I'm not really sure if that's really the case. Sure if you have a web backend that is only responding with a static web page this will likely matter, but as soon as you use other resources this become less important. So for the case your application is CPU bound, going async will not change anything (in the best case) as a CPU can only do a certain amount of work in a given time span. For IO-bound applications things are more complex. If that's the case async can help, but it really depends. As @alice mentioned above: database connections are a rare resource. You normally have much less database connections than threads in your web backend. So if your service receives some load and all database connections are already in use, a fully async implementation would in theory allow you to do something different while the your database connections are waiting for response. In practice, there are no database connections left that could do any potential work.
Practically speaking: I don't think async matters that much for most web applications. They just don't have the scale that it would matter. As example, crates.io is using diesel internally. They don't even use one of the advanced async web frameworks. The least think I've heard about their hardware requirements was that they could run the whole thing on a free heroku instance and it handled all traffic just fine. So if you don't build something that expects much larger traffic than crates.io you probably don't need async a async database crate.

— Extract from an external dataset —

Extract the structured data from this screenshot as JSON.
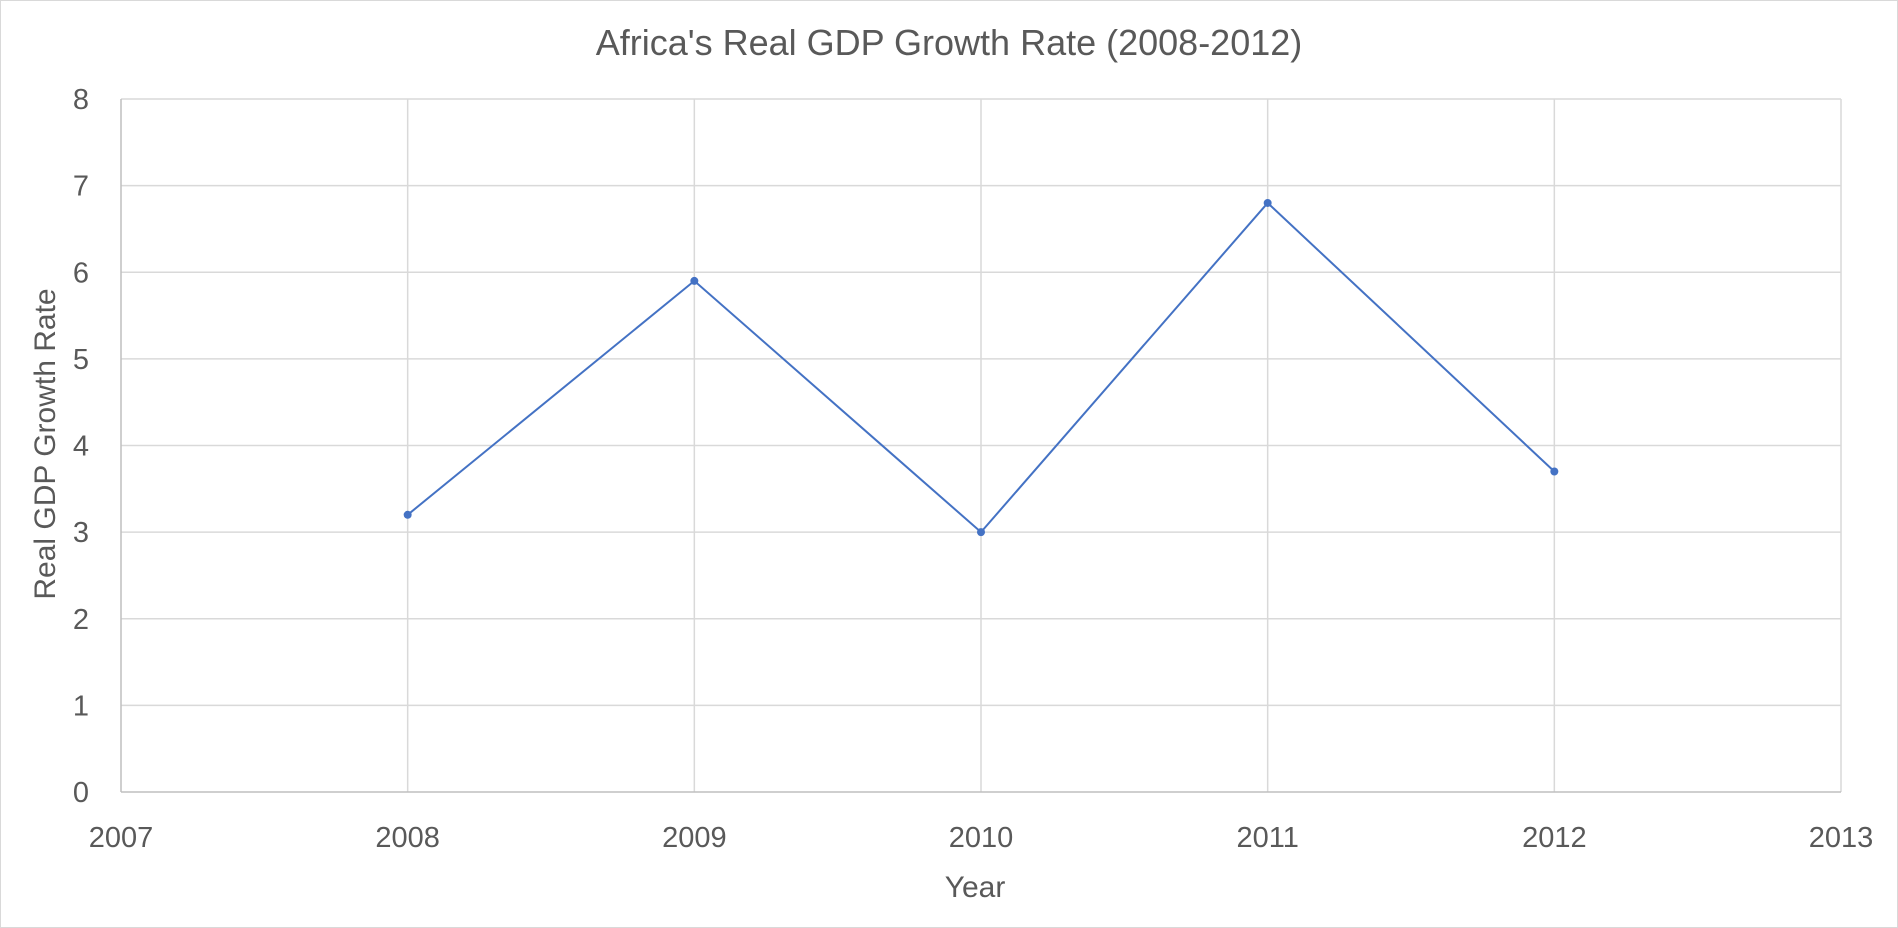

As both implementations execute at least in some cases completely different queries I find the claim that this difference is mostly due to diesel being not async quite speculative. Additionally the whole benchmark tests mostly IO related scenarios. Each of those queries returns exactly one element as far as I can tell, that means overhead regarding deserialization coming from the database library is likely underrepresented to common work loads. At least those benchmarks I've linked above show that some of the async database crates getting "slower" and "slower" as soon as you receive a substantial amount of data from the database.
That written: I would be happy if someone could submit a new benchmark case to the diesel benchmark library that clearly shows where a async database crate provides substantially better performance.
This is really surprising to me, although it probably shouldn't be since I don't know how much traffic crates.io handles, or what, exactly, comes through from the database (e.g. is source code stored in a relational database)? Do you have information on this? If so, it would heavily inform my choice of tools for my next project.
As already mentioned, the source code for crates.io is open source, so just take a look there. I do personally not contribute to the crates.io code base, so the following is just that what I think to know.
First of all they use their home grown web framework, because there was no real web framework back then when they started developing the service. If you start developing a new application you probably want to use something different.
As for the database calls: I think the source code for each crate is stored in a S3-bucket, crates.io just redirects download requests there. I think for that is still at least one database call required, as they need to lookup the correct address + check if that crate even exists. Beside of that I assume most of their endpoints interact with the database. So every time someone visits some subpage on crates.io a bunch of information are loaded from the database. I think I've heard somewhere that getting the number of downloads for the last x days was one of the expensive queries that took quite some while. Uploading a new crate does of course also access the database, by the required dataset for the newly uploaded crate.